Likeness ("without any likeness") = comparison.
May, might, often for can and could of modern usage.
Mean = to think, say, signify, intend; to have in one's mind.
Mean, means = medium, intermediary thing, or person, or communication.
Mind = feeling, memory, sympathetic perception or realisation.
Mischief = hurt, injury, harm.
Mights = powers, faculties.
Morrow = morning.
Moaning = sorrowing.
Naked = simple, single, plain, by itself.
Needs = of need; it behoveth needs = is incumbent through necessity.
Oweth = ought, is bound by duty or debt.
Over = upper.
One (oned, oneing) = to make one, unite.
Overpassing = exceeding; the overpassing = the Restoration, the heavenly Fulfilment of the Company of souls made more than conquerors; the Supernal Blessedness.
Pass = to die.
Passing = surpassingly.
Regard, in regard of = in respect of, comparison with. Regard = look, sight.

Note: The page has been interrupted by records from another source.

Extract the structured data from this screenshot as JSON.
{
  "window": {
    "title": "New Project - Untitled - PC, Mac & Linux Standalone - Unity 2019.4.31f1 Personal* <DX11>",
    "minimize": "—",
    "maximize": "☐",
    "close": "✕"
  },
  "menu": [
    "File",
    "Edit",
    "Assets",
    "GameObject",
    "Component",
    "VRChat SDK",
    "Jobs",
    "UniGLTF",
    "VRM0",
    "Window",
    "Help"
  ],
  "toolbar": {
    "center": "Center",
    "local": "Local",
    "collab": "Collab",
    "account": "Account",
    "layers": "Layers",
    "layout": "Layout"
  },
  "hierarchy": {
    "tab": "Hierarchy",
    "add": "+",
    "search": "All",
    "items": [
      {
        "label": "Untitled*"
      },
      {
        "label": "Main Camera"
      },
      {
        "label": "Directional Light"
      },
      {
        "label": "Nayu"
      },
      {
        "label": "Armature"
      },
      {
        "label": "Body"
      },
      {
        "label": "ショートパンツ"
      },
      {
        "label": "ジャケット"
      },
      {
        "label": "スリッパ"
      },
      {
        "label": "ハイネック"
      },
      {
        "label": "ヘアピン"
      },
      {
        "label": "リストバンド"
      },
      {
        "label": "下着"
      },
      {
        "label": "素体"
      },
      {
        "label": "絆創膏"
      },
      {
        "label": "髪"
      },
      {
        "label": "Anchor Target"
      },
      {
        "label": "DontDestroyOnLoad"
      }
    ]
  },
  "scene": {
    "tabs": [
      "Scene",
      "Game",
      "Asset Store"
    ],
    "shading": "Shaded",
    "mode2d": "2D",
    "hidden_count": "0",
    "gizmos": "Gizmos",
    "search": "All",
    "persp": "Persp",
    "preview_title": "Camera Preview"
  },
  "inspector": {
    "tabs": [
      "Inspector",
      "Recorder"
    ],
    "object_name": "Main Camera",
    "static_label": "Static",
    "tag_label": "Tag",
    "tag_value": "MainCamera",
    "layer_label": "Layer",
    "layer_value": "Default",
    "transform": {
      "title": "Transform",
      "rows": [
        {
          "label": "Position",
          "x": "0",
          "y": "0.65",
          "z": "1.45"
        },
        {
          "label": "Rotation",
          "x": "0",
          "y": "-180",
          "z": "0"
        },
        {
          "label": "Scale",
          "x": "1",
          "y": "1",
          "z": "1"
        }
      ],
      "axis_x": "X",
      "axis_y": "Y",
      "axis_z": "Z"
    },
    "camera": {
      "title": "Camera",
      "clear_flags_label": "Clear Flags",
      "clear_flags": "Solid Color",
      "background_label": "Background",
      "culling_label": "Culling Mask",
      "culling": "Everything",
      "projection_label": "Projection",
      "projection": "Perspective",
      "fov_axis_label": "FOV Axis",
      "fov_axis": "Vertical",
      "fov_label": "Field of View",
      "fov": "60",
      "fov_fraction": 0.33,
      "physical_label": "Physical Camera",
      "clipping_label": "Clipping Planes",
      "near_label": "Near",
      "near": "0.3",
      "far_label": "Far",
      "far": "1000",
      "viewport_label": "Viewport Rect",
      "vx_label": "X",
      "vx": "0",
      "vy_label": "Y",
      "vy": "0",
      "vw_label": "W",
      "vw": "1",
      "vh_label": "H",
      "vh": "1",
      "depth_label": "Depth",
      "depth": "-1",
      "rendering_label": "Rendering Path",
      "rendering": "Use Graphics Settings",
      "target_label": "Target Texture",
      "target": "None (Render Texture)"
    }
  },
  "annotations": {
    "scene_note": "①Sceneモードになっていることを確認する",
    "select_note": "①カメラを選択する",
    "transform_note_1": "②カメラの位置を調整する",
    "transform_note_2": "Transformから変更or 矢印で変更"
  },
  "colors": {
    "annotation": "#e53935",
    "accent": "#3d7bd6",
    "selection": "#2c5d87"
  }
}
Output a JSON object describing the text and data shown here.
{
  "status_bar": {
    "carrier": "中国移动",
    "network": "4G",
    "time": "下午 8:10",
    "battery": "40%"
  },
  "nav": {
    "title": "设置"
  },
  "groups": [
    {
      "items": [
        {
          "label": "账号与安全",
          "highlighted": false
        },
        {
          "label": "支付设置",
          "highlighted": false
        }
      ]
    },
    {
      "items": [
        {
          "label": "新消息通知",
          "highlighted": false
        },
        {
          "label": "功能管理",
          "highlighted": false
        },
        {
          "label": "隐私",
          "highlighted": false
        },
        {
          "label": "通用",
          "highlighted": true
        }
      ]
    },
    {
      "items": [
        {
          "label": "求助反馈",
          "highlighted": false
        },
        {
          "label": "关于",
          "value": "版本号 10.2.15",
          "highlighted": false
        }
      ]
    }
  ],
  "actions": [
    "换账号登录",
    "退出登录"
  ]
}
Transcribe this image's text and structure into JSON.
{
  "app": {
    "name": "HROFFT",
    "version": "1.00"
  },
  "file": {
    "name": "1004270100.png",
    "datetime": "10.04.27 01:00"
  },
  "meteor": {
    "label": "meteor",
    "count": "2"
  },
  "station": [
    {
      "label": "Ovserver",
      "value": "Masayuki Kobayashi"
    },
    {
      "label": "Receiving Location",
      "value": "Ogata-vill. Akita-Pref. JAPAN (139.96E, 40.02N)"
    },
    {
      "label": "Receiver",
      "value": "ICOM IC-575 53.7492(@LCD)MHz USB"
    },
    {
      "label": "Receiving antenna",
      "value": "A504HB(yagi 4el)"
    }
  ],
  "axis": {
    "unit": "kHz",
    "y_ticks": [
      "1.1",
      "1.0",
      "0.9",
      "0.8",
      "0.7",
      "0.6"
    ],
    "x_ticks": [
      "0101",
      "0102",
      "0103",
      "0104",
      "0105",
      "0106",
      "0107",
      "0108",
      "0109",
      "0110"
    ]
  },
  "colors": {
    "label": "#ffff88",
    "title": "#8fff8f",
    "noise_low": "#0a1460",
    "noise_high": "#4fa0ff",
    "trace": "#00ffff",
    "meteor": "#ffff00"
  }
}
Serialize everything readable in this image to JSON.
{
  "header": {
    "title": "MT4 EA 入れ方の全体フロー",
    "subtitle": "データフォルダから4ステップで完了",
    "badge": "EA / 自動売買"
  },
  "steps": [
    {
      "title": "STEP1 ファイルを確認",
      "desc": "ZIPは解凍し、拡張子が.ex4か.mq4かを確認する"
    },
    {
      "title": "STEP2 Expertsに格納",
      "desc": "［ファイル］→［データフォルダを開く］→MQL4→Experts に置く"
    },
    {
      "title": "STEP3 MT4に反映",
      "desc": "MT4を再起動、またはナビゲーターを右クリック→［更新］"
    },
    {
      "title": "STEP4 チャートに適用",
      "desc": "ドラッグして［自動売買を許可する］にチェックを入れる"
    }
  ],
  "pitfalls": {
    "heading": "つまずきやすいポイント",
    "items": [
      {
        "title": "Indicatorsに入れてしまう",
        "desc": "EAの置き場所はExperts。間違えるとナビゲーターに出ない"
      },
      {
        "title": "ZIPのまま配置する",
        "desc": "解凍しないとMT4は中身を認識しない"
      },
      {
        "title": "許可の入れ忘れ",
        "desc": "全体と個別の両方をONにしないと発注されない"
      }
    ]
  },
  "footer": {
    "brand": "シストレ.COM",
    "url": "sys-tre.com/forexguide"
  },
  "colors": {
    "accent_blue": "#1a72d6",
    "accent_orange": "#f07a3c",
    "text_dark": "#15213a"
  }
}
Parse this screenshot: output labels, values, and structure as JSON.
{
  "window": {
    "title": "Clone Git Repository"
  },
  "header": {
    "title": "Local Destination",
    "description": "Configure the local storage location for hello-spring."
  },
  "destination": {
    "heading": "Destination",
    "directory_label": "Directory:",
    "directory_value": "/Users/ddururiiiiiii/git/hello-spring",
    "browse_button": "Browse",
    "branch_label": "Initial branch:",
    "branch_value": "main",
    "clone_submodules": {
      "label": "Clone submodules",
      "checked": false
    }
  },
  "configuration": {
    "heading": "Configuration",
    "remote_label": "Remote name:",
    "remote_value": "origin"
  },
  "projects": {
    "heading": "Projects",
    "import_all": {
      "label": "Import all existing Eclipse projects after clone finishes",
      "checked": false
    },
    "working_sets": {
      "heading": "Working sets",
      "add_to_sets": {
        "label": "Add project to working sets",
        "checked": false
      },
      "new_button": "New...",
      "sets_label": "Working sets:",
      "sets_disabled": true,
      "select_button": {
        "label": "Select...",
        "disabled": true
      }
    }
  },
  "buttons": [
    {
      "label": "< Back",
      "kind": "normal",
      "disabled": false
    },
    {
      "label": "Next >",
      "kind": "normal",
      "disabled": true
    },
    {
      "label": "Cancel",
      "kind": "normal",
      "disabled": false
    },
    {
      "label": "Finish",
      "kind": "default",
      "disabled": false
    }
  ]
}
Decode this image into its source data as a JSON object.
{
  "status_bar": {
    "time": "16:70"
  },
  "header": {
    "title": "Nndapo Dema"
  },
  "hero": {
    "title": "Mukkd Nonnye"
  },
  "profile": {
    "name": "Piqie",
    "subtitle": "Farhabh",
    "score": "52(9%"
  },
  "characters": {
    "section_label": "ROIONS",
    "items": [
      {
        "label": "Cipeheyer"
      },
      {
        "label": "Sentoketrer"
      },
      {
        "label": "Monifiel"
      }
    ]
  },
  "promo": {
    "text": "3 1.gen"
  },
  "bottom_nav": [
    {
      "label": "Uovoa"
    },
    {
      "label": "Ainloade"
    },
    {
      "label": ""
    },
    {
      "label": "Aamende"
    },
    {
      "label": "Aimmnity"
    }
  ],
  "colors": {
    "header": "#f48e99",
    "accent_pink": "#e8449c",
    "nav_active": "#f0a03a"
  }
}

Ready = prepared; readily = quickly.
sad = sober ("sad votaress," Milton, Comus), originally "firm" ("rype and sad corage," Chaucer: The Clerkes Tale 164).
Say = tell.
Skilfully = discerningly, with practical knowledge and ability,
Slade = a steep, hollow place; a ravine.
So far forth = to such a measure.
Solemn = festal as of a yearly feast, stately, ceremonial.
Sooth = very reality, that which is; soothly, soothfastly,
Speed = prospering, furtherance, profit.
Stint ("stinten") = to cease.
Stirring ("stering") = moving, prompting, motion.
Substantial and sensual, relating respectively (in the writer's psychology) to the Substance or higher self, and the soul inhabiting the body on earth, called by her the Sensualite, and in chap. lvii. the sensual soul; cf. Genesis i. 27, with ii. 7.
Tarry= to vex, delay.
Touch (a) = an instant. Touching = influence,
Trow = believe.
Unknowing = ignorance; unmade = not made.
Ween = suppose, expect, think.
Will; He will = He willeth that. Wilfully = with firm will, resolutely.
Wit = to know by perception, to experience, find, learn. Knowledge knows: Wisdom wits.
Worship = honour, praise, glory.
Wretch = a poor, a mean creature of no account.